Teenagers can often disconnect from parents during adolescence as they become more independent and self-sufficient. However, teens may go to measures to conceal problems from parents or can find themselves inadequate in comparison to others on the Internet. 

“We’re giving the kid the world in their hand,” said Melton. “It needs to be monitored.”

“It’s okay to know what’s going on in your child’s social media,” added Burkdoll. 

There are applications which appear to be one thing but transform to another when used by youth. They range from photo vaults disguised as calculators to messaging apps which encrypt or conceal messages.

“There’s a calculator app that’s out where you can hide pictures that you wouldn’t want on your camera roll,” said Burkdoll. 

The counselors want to put an end to bullying in the schools. 

If it’s going on at school, we’re asking kids to report,” said Cara Roberts. “We want them to tell a trusted adult and then hopefully that trusted adult can (determine) if it’s identified as bullying. Then we’re reporting that to our administration and there’s a whole process that they are going through where they’re interviewing students involved.”

“If they report it there’s a checklist that our administrators go through,” added Melton. “It has to be reported and investigated. I think this program – that we talk acknowledge, care, tell – also works for bullying. Not just suicide, but threats of violence or different things. So we’re kind of stressing that to our kids. It’s not just for suicide or depression, but if you see someone being bullied. They probably get tired of (classroom training), but I say do it again. Because the problem is not solved.”

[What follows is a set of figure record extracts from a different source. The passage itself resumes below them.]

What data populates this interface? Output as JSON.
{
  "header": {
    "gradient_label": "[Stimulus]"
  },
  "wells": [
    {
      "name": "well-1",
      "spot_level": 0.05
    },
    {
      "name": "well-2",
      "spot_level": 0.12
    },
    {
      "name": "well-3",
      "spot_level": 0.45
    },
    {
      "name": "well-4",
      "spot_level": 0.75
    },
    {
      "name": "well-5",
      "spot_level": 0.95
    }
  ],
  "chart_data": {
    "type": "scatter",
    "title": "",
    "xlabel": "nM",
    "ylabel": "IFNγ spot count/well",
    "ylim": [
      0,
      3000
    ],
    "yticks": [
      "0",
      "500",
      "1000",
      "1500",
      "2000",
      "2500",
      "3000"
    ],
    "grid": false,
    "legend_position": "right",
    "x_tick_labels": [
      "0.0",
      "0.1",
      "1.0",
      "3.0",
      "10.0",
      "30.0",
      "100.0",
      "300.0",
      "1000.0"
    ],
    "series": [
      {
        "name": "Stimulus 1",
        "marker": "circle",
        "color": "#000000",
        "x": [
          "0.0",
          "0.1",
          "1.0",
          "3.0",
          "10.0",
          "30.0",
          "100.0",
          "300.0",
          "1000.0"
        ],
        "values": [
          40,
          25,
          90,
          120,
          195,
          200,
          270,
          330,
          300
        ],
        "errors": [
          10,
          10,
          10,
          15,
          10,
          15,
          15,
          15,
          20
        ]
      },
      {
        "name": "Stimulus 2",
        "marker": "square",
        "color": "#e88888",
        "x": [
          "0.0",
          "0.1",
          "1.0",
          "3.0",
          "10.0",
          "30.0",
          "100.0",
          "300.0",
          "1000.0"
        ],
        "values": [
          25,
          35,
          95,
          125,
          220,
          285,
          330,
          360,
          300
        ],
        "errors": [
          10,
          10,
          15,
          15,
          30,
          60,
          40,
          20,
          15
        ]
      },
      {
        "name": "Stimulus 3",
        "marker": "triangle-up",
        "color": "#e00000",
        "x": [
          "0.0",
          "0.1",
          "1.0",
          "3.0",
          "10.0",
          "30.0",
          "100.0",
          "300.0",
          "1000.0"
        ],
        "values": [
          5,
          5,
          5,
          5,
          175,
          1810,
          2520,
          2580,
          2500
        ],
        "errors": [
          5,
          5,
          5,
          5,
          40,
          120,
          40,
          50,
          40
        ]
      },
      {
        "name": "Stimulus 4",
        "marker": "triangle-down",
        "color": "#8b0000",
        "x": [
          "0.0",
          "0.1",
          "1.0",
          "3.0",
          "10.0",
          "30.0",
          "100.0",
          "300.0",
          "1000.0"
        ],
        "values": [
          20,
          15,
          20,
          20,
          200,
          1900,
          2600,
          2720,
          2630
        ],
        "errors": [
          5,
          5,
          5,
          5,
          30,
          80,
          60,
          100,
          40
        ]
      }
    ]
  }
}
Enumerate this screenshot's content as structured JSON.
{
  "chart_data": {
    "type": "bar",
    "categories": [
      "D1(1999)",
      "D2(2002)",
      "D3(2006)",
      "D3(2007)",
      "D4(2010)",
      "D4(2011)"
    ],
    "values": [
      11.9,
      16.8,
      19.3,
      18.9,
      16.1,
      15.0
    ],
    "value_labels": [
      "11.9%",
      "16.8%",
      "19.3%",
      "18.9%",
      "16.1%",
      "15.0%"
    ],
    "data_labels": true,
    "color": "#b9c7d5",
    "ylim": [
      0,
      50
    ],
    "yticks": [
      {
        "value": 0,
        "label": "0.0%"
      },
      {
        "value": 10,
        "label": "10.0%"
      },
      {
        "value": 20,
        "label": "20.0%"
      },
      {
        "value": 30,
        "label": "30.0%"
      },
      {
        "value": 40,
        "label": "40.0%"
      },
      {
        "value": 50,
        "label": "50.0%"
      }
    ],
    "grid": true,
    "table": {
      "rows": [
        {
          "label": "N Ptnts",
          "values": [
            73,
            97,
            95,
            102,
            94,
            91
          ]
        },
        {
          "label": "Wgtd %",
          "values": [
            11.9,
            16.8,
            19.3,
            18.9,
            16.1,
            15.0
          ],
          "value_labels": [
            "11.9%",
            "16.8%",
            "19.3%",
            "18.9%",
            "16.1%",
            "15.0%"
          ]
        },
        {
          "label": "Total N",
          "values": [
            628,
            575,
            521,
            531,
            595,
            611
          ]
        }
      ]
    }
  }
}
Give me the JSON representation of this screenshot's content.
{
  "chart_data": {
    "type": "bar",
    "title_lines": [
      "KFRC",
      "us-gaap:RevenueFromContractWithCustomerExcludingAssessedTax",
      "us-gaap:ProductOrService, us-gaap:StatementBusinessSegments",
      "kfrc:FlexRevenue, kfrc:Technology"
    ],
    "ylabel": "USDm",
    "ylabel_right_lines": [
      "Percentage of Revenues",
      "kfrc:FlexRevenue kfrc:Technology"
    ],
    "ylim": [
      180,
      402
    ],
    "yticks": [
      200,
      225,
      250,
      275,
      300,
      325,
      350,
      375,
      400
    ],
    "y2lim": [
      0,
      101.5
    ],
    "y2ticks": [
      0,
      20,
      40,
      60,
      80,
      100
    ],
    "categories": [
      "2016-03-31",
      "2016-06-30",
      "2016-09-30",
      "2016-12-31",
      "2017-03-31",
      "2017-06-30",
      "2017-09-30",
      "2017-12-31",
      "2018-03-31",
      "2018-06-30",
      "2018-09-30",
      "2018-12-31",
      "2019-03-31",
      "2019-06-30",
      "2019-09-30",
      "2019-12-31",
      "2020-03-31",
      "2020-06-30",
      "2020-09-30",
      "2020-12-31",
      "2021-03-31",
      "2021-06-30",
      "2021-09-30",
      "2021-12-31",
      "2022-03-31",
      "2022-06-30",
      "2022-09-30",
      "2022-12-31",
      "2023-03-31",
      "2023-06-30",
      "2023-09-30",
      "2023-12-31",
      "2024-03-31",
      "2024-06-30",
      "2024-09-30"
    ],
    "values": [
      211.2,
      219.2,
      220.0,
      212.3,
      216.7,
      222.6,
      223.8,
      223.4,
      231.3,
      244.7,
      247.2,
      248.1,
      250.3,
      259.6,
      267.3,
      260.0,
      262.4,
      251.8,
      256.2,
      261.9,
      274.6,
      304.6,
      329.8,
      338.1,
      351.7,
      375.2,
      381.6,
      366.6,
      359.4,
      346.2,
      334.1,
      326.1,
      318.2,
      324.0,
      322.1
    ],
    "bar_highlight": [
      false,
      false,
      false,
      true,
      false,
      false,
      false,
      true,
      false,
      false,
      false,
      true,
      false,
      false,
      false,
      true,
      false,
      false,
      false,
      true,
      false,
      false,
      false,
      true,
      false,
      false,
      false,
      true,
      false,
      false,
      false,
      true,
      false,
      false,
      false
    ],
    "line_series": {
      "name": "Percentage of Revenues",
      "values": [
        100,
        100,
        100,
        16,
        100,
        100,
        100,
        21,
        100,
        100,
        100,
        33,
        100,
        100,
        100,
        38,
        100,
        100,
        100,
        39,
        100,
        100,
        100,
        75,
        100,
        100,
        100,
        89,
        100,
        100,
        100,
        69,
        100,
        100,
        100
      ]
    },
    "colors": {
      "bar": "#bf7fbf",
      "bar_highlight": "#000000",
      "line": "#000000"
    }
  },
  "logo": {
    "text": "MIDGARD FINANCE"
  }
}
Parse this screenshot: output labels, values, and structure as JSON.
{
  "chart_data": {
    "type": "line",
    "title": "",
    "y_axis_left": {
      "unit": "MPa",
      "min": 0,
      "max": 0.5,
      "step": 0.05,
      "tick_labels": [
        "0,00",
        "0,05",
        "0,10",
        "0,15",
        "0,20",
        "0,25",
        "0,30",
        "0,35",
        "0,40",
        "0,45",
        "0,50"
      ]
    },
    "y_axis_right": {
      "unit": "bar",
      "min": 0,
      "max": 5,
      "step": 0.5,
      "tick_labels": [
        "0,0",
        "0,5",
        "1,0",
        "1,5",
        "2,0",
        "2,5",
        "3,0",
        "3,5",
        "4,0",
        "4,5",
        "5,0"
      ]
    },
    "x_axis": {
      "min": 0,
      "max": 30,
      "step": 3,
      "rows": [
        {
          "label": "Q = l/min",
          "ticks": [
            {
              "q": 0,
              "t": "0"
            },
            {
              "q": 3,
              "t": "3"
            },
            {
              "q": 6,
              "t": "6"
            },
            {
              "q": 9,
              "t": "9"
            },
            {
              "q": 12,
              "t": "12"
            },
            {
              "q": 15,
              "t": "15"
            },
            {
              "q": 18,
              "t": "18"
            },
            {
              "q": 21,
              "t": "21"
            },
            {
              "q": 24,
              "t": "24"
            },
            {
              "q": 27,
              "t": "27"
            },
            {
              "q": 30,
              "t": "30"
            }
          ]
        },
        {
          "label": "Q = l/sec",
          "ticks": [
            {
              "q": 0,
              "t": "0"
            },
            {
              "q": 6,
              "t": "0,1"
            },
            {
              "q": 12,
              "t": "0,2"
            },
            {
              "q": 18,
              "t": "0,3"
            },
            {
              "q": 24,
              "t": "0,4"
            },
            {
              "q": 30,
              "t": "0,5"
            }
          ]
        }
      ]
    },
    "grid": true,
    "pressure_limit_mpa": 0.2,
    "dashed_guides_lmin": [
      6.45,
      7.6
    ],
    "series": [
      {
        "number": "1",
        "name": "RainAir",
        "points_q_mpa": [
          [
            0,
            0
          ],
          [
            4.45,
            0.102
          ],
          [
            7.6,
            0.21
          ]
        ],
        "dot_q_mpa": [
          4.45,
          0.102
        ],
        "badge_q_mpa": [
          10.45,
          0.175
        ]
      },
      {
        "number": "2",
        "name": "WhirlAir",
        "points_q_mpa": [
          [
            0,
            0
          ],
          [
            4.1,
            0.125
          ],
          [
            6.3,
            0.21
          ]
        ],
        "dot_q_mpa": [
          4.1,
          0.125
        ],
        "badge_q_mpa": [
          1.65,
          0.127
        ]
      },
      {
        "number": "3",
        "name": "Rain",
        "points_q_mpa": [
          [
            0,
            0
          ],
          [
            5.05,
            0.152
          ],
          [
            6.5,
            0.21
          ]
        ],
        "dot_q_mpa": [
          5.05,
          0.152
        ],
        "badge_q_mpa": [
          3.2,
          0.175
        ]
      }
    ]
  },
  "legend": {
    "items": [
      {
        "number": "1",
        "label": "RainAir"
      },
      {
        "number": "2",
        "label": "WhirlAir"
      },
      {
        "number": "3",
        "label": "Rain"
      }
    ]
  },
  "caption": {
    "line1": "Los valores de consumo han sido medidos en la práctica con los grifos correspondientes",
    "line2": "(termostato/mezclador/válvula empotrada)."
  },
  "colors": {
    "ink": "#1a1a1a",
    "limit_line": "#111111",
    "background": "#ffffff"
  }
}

When a student makes a statement or makes a threat of self-harm, there are measures in place to ensure the young person is cared for and that parents are made aware of the situation.

“I think within our county to have a great working relationship with Children’s Division, law enforcement and ambulance services, said Burkdoll. “There have been situations on the weekends where we’ll have teachers tell us that a student posted (something) on social media and we can always call our county and (ask for) a little check They’re always good about calling us back. So it really is just a community effort.”

“We have good relationships with our MOCH, added Roberts. “I feel like with our MOCH, the counselors, and the physicians in town… That we’re all trying.”

While in school, students are pulled from class if reported, or can go to the counselor directly if a life-threatening mental health concern arises. 

According to the counselors, students are never left alone and parents are called-in to make a safety plan to help prevent attempts. 

(“We tell them to) make sure you don’t have any medication that’s out. Make sure guns are locked. Simple things such as razors or shaving razors, make sure those are up and keep an eye on them. If you see a spike in aggression or anything like that here some numbers. You can take him to the ambulance station and the ambulance will transport them to (a hospital) It’s immediate, getting parents involved.”